Al momento di scegliere il nome della neonata società furono lanciate svariate proposte, tra cui Società Polisportiva Augusta Taurinorum, Iris Club, Forza e Salute e Vigor e Robur (tutte scartate); rimasero le denominazioni Società Via Fort, Società Sportiva Massimo D’Azeglio e Sport Club Juventus. Dopo un’opportuna votazione, i soci, sebbene la maggioranza propendesse per i primi due nomi, scelsero invece quello meno votato, Sport Club Juventus (che, tra l’altro, suonava come un compromesso tra un nome anglosassone ed uno latineggiante) per favorire la diffusione del nuovo sport e la passione per la squadra anche fuori del ambito cittadino o regionale.

Nel 1898 il club vide un significativo incremento dei soci e dei giocatori, cosa che richiese lo spostamento della sede presso un locale di via Piazzi 4. Quello fu il momento da cui si può iniziare a parlare di Juventus come squadra di calcio a tutti gli effetti. Il 15 marzo dello stesso anno fu fondata la F.I.F. (Federazione Italiana Foot-Ball, con Edoardo Bosio come primo presidente) in seguito divenuta Federazione Italiana Giuoco Calcio. Per ragioni sconosciute la Juventus non si iscrisse all’associazione e quindi non poté partecipare al primo campionato italiano di calcio che si svolse l’8 maggio di quello stesso anno a Torino tra quattro squadre: Foot-Ball Club Torinese, Genoa, Società Ginnastica e International Foot-Ball Club Torino.

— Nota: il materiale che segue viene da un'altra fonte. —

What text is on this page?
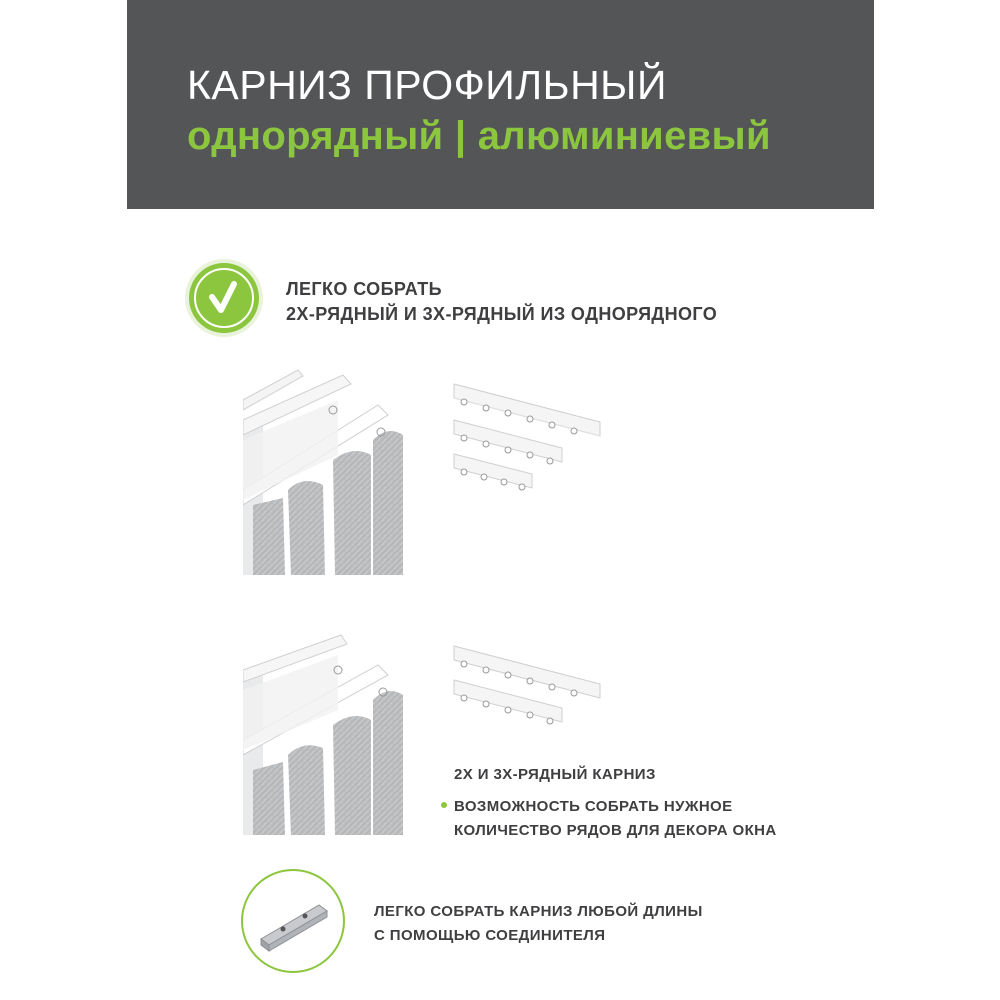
КАРНИЗ ПРОФИЛЬНЫЙ
однорядный | алюминиевый

ЛЕГКО СОБРАТЬ
2Х-РЯДНЫЙ И 3Х-РЯДНЫЙ ИЗ ОДНОРЯДНОГО

2Х И 3Х-РЯДНЫЙ КАРНИЗ

ВОЗМОЖНОСТЬ СОБРАТЬ НУЖНОЕ
КОЛИЧЕСТВО РЯДОВ ДЛЯ ДЕКОРА ОКНА

ЛЕГКО СОБРАТЬ КАРНИЗ ЛЮБОЙ ДЛИНЫ
С ПОМОЩЬЮ СОЕДИНИТЕЛЯ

Nel 1899 la società assunse il nome di Foot-Ball Club Juventus. Gli incontri di quell’anno si svolsero in prevalenza in Piazza d’Armi, località Crocetta. La squadra ricevette anche i primi inviti da Alessandria, Milano e Genova, e fu la prima squadra ad ospitare a Torino una squadra straniera: il Montriond di Losanna. Ben presto il prestigi della società crebbe e la squadra acquisì il diritto di giocare al Velodromo Umberto I (all’epoca uno dei più prestigiosi campi sportivi di Torino).

«Da quell’epoca il nostro scopo sportivo venne più nettamente a precisarsi ed il solo Foot-ball occupò la nostra attività; ed al primitivo nome di Sport Club Juventus fu sostituito l’attuale ‘Foot-ball Club Juventus’ o semplicemente Juventus. Questo nome fu, come vedete ora, veramente fortunato poiché le Società Sportive nostre omonime sono moltissime, ma la vera Juventus è una sola: la nostra».

(Enrico Canfari, Storia del Foot-Ball Club Juventus di Torino, Tipografia Artale, 1915).

La sua prima divisa sociale, nel 1897, prevedeva una camicia bianca e pantaloni «alla zuava», sostituita due anni dopo da una curiosa camicia rosa con papillon, colletto bianco, cravattino e berretto nero.